Sou uma testemunha digna de crédito, você é uma testemunha digna de crédito, todos os filhos de Deus são praticamente testemunhas dignas de crédito, na avaliação de cada um — por isso é que se torna engraçado surgirem tantas idéias diferentes sobre um mesmo caso. Acho que as únicas pessoas que concordam plenamente nos detalhes do que viram na noite de 15 de julho somos Phyllis e eu. E como Phyllis é minha esposa, as pessoas dizem, à sua maneira bondosa de falar pelas costas, que eu a “convenci”, um pensamento que só poderia passar pela cabeça de quem não conhece Phyllis. Mas vamos aos fatos. O tempo: 11:15 horas da noite. O local: latitude trinta e cinco graus, cerca de vinte e quatro graus a oeste de Greenwich. O navio: o Guinevere. A ocasião: nossa lua-de-mel. Estes fatos ninguém contesta. O cruzeiro levara-nos a diversos lugares, Madeira, Canárias, Ilhas de Cabo Verde, virando depois para o norte, a fim de que visitássemos os Açores na volta para casa. Phyllis e eu estávamos inclinados na amurada, respirando um pouco de ar marinho. Do salão vinha o som de uma orquestra de danças e a voz melosa de um cantor suspirando por alguém. O mar se estendia à nossa frente como uma planície sedosa ao luar. O navio navegava tão suavemente como se estivéssemos num rio. Em silêncio, contemplávamos a imensidão do mar e do céu. E o cantor insistia em seu lamento. — Fico satisfeita por não me sentir como ele — comentou Phyllis. — Deve ser terrível. Por que será que se continuam a produzir em massa esses gemidos lúgubres?

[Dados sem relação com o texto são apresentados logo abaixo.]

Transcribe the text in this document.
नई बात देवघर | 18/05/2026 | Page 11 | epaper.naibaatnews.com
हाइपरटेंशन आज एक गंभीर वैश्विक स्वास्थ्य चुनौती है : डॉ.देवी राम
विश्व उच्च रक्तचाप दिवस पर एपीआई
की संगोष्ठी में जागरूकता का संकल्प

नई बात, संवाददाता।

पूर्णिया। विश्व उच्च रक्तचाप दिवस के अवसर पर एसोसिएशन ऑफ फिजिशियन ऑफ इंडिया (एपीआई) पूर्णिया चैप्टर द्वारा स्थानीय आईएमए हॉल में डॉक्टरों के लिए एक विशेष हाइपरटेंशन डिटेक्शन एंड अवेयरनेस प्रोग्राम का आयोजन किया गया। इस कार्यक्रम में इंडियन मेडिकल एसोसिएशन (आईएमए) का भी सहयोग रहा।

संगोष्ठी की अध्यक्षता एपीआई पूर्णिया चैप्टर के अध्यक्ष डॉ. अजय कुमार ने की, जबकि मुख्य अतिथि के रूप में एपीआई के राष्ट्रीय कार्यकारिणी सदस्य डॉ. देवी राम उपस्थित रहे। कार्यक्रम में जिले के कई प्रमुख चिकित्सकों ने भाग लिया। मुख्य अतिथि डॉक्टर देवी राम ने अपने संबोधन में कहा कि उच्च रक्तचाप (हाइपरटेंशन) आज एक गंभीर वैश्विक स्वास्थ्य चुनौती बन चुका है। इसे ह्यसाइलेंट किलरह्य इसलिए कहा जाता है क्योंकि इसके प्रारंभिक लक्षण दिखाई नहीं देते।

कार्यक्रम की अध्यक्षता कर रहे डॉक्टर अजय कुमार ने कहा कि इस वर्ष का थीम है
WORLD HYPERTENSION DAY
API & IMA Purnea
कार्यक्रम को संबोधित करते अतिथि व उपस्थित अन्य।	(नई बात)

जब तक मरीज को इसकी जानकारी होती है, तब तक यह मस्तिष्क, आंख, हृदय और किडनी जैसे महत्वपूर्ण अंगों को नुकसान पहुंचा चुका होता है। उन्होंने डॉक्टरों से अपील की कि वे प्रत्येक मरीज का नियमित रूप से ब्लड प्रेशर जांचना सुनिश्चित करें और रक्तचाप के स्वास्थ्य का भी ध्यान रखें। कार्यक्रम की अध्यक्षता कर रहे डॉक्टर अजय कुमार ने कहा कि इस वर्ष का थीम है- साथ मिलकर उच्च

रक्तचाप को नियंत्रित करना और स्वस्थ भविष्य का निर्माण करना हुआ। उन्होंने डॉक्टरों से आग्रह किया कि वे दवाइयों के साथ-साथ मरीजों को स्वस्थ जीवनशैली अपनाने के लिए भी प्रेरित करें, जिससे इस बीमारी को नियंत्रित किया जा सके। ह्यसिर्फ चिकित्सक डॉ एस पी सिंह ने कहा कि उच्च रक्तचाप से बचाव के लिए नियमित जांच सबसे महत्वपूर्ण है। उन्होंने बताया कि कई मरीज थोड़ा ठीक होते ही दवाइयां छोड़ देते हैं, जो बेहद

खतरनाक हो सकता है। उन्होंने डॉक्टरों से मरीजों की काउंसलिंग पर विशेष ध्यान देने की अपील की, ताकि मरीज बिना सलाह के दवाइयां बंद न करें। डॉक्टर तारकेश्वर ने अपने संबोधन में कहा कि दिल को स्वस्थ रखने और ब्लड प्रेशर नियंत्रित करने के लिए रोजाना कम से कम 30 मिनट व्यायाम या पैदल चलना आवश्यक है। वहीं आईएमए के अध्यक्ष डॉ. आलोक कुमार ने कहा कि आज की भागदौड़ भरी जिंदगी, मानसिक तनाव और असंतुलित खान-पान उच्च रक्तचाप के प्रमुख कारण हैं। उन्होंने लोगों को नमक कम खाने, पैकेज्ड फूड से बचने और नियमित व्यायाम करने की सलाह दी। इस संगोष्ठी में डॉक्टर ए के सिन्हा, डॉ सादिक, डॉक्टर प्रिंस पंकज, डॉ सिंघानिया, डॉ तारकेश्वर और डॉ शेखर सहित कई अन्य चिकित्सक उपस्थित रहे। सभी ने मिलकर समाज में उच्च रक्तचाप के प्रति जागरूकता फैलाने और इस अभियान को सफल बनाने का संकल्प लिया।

Não tinha uma resposta pronta, mas foi-me poupado o trabalho de tentar encontrar uma, pois a atenção de Phyllis foi desviada para outra coisa. — Não acha que Marte está parecendo um pouco zangado esta noite? Só espero que não seja mau presságio. Olhei, surpreso, para o ponto vermelho que ela apontava e que se destacava entre miríades de pontos brancos. É claro que Marte sempre teve um aspecto avermelhado, mas nunca o vira tão vermelho quanto naquele momento. Por outro lado, é forçoso reconhecer, as estrelas, vistas da cidade, não eram tão brilhantes como ali. Talvez a causa fosse o fato de estarmos, praticamente, nos trópicos. — Está mesmo um pouco inflamado — admiti.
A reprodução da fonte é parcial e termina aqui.